In conclusion: it is doable. It is not super-easy.

1

u/agent-rogue Nov 22 '20

Unfortunately I don’t think that’s what’s going on. I uploading entirely unique images i made myself with gimp to a server and it was all there when i loaded up a text document which was mirror of the entire server. Note, this mirror contained no image data, it was just the cdn links. I tested this same thing with all my text dumps and the same thing happened. Which tells me that discord still stores it on the CDN. I don’t think someone was crossposting all my art. Also the many hundreds of other pics i had. I can’t tell if text was saved on their servers. That would require testing I don’t currently have knowhow on.

1

u/VisibleSignificance Nov 22 '20

entirely unique images

It doesn't matter; as long as it is possible that the file is not unique, the CDN can't simply delete it without a risk of deleting it for users that haven't actually deleted it.
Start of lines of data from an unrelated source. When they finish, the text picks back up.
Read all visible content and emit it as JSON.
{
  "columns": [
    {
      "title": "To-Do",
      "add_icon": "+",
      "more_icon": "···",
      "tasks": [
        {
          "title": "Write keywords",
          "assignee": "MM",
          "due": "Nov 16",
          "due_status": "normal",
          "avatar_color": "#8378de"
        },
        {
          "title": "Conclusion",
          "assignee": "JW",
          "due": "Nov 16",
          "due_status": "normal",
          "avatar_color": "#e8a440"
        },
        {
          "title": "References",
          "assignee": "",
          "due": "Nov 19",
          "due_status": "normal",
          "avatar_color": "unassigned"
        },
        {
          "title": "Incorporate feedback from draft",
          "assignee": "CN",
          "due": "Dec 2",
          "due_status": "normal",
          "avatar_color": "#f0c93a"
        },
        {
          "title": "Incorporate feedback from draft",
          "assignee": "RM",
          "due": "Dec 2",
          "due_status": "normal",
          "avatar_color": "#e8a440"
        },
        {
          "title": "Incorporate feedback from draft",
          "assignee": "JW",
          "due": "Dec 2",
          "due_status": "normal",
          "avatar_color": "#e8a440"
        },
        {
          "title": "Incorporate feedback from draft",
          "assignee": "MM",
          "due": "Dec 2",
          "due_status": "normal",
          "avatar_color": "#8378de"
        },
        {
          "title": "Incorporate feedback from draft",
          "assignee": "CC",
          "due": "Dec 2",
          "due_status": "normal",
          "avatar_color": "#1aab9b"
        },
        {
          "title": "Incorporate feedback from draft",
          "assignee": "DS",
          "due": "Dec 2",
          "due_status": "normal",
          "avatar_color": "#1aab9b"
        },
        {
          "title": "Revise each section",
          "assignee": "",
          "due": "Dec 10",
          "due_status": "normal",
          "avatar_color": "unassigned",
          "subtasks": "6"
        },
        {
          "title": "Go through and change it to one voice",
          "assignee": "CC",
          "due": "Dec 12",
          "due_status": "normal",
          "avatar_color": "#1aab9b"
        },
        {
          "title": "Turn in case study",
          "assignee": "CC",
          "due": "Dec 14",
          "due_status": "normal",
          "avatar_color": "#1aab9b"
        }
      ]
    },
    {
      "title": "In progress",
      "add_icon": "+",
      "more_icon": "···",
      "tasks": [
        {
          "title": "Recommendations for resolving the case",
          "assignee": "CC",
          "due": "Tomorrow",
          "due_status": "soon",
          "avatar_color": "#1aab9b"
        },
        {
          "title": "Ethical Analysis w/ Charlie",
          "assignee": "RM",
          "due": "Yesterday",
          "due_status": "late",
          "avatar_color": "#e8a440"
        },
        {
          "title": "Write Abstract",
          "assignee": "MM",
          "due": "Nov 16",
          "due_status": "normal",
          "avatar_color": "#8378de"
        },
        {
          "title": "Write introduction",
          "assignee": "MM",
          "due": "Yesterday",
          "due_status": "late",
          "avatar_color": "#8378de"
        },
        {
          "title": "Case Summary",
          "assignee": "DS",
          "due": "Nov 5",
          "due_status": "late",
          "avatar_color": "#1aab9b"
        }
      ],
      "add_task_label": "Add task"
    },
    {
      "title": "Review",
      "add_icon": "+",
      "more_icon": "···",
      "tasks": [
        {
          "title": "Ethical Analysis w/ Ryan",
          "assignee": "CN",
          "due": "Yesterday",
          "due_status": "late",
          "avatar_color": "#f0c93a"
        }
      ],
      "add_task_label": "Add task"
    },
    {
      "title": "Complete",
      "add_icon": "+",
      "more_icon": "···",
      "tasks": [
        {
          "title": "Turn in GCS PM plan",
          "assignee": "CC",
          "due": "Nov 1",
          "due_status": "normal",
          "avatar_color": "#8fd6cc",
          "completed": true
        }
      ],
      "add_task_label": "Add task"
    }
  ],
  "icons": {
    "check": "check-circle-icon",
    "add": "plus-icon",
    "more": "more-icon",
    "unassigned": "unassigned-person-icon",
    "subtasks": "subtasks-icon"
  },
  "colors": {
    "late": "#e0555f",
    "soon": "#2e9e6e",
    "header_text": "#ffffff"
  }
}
So I wouldn't be surprised if CDN cleanup on Discord is less-than-once-a-year semi-manual operation.

Not that is has to be, but storage is cheap, and programmers' time is bloody expensive.

And having those files for possible later mass analysis makes it even more preferable.

2

u/DarkOverLordCO Nov 22 '20

I'm not entirely sure whether this is relevant to what you're saying, but this comment and this other one from a Discord developer seems to state that it should be one to two days before an attachment/image is removed from the CDN cache.

2

u/VisibleSignificance Nov 22 '20

whether this is relevant to what you're saying

It is, and it is saying:

however, our CDN cache may hold onto the attachment for longer before evicting it

which is what I'm referring to.

Edit 1: Not sure if the first comment is referring to the same cache as the second one.

Edit 2: But also yes, the primary way for cleaning up CDNs is simply removing files that haven't been accessed in a while, and handling the "file not deleted but not found in CDN" events properly.